By the time both the washer and dryer finally finished with their clothes, the sun had gone down behind the city's buildings, and the street lights had kicked on. Ximena usually preferred to be back at the warehouse by the time it started to go dark. People she'd rather not meet liked to come out at night. The "bad men" Helen was so worried about. And while she loved the alleys during the day, they weren't exactly ideal at night.

"Ready?" Crow Man asked as she put her now clean and folded clothes in her backpack. She nodded as she slung it on her back.

"Ready."

Crow Man led the way out, and held the door for her after himself. She figured, as they walked down the sidewalk, that he was enough to scare away any bad men.

Not that she needed the protection - she could take care of any problem on her own just fine - but not having to was nice too. In any case, she didn't think they'd have trouble on a weeknight.

Still, Crow Man stayed close by her side, keeping her away from the passing cars on the street and herding her away from other pedestrians. It was ridiculous, honestly, and she wondered how he'd react if he found out she was stronger than him.

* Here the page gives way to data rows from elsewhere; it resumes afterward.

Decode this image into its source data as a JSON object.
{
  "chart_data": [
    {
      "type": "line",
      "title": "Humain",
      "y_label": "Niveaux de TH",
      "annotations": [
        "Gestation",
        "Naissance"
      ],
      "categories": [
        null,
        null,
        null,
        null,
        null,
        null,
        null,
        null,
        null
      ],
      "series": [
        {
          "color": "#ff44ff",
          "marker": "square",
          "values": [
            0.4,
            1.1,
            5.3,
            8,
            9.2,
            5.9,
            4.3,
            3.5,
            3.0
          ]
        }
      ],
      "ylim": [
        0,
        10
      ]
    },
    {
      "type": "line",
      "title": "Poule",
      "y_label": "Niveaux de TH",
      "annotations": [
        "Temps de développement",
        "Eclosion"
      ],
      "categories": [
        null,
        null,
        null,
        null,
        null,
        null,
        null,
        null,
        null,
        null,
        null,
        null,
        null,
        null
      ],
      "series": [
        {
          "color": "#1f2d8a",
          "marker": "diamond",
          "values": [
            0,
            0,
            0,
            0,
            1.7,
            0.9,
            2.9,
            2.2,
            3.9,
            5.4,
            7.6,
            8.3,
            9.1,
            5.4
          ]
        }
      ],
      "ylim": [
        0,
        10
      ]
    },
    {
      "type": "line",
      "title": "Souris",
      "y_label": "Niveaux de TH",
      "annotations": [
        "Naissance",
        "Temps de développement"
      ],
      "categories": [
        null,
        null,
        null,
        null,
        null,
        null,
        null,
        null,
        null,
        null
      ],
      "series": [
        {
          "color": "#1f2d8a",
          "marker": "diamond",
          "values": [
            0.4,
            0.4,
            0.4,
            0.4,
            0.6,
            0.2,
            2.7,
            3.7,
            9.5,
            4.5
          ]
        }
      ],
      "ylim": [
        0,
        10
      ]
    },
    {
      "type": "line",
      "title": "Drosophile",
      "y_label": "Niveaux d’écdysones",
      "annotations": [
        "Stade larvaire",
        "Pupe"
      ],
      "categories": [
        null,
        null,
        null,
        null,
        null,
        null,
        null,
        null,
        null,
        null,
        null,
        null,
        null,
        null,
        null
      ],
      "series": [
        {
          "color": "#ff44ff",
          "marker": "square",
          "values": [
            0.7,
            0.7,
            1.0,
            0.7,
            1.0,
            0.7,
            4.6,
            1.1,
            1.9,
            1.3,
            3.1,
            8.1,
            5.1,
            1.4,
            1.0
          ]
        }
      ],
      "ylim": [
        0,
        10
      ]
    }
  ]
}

Whatever. He'll probably be gone before that.

Ximena frowned at the thought, and then scowled at herself for being upset. What did she care that Crow Man would leave? People left all the time, or sent her away. It's what they did.

"Okay?" She looked up at him, pulled from her thoughts, and noted how despite his expression remained rather neutral, there was an air of concern about him. She huffed and tugged at the straps of her bag, and the left pulled uncomfortably against her shoulder.

"Nothin'. Just-"

They were at the mouth of the alley she used to get to their warehouse when she stopped cold. Her hands, still gripping the straps, shook and began to slip with sweat. Her back went rigid, and she felt as though cold fingers ran up her spine.

She was scared, and it wasn't her fear that made her shake. She hadn't reacted to an emotion like that since she had been in New York, and she knew that whatever was happening, it must be bad.

"Nena-"

She ignored Crow Man, looking around. There was no one on the sidewalk around them that gave away such a fear. She turned back to face the alley; it had gone dark, the light from the lamps barely reaching within. It was coming from there. Who-

Helen and Marty.

Crow Man was saying something, but Ximena didn't hear him as she tore into the alley, into the darkness.